La défaite du droit n’est que provisoire
Un visa n’est jamais un droit acquis. Il s’agit d’une faveur, révocable à tout moment par l’État qui l’accorde. Washington, Ottawa ou Paris n’ont d’ailleurs aucune obligation d’expliquer pourquoi ils décident de retirer cette précieuse autorisation d’entrée. Le geste reste souverain. Dans un pays normal, un retrait de visa pour corruption ou trafic d’influence agit comme une claque publique, un rappel que la respectabilité ne se décrète pas. Mais en Haïti, cette logique s’inverse : on continue de siéger, de légiférer, d’invoquer la Constitution, même quand l’ombre d’accusations graves plane.
Louis-Gérald Gilles, Emmanuel Vertilaire et Smith Augustin. Trois membres du Conseil présidentiel de transition soupçonnés d’avoir réclamé des pots-de-vin à un ancien directeur de la Banque nationale de crédit afin de le maintenir en fonction. Dans une démocratie fonctionnelle, ce soupçon suffirait à provoquer une démission immédiate, ne serait-ce que pour protéger l’institution. Aux États-Unis, au Canada ou en France, l’opinion publique n’offre guère de sursis à ceux qui marchandent leur autorité. Ici, les trois siègent toujours, comme si de rien n’était, et poursuivent leurs sermons institutionnels.
Le vrai scandale n’est pas seulement l’allégation de corruption. C’est que leurs actes, posés sous le sceau du Conseil, risquent d’être juridiquement entachés de nullité. Comment prétendre réformer, légiférer ou imposer une nouvelle Constitution quand la légitimité même de ses membres repose sur du sable mouvant ? La diplomatie haïtienne tente de sauver les apparences, mais chacun sait que ce Conseil, gangrené de l’intérieur, ne survit que parce qu’il amuse ou rassure l’international.
Les États-Unis ont déjà sanctionné des anciens parlementaires haïtiens, des ex-ministres, des figures politiques jusqu’à Michel Martelly. La logique est claire : corruption et abus se paient tôt ou tard. La question est donc simple : Gilles, Vertilaire et Augustin verront-ils leurs visas retirés, leurs comptes scrutés, leurs voyages entravés ? Rien ne dit que Washington se risquera à cette confrontation maintenant. Mais l’épée pend au-dessus de leurs têtes. Et chacun comprend que l’Amérique ne laisse jamais une pièce corrompue trop longtemps sur l’échiquier.

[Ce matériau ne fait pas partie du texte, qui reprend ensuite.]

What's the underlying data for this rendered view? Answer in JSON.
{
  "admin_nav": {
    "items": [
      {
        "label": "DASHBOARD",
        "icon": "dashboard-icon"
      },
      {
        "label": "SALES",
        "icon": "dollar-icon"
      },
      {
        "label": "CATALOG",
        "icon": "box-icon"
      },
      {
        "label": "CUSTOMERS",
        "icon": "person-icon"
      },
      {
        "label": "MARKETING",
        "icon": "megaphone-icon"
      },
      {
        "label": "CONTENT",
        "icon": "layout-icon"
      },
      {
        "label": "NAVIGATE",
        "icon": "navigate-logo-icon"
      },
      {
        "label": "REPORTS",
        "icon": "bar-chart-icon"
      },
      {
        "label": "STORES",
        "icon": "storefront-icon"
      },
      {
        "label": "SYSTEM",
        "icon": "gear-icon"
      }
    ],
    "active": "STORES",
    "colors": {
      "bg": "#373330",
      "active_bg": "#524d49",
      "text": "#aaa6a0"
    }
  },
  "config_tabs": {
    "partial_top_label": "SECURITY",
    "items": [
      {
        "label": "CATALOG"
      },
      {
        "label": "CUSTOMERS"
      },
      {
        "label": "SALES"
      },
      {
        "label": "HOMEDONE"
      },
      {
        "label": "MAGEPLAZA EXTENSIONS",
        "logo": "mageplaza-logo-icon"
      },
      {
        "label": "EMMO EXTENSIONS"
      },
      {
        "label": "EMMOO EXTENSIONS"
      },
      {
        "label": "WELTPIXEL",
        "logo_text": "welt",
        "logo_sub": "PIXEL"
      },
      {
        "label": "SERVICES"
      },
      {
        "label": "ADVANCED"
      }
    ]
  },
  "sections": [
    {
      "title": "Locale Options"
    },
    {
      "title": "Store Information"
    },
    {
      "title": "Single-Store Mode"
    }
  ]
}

Aujourd’hui, ces trois messieurs répètent leur refrain : « Il faut changer la Constitution ! ». Cela plaît aux bailleurs qui rêvent de reconfigurer Haïti à leur convenance. Mais demain, si le vent tourne, si les mêmes partenaires internationaux décident de solder leurs comptes, qui portera le poids du pot cassé ? Comme le rappelle souvent Josué Renaud de lNew England Human Rights Organization, « la défaite du droit est toujours provisoire ». À méditer, car tôt ou tard, l’heure de vérité frappe à la porte… et les exemples ne manquent pas. Rappelez-vous le cas de Lambert, qui n’a plus de visa américain après avoir servi pendant plus de vingt ans, selon ses propres déclarations.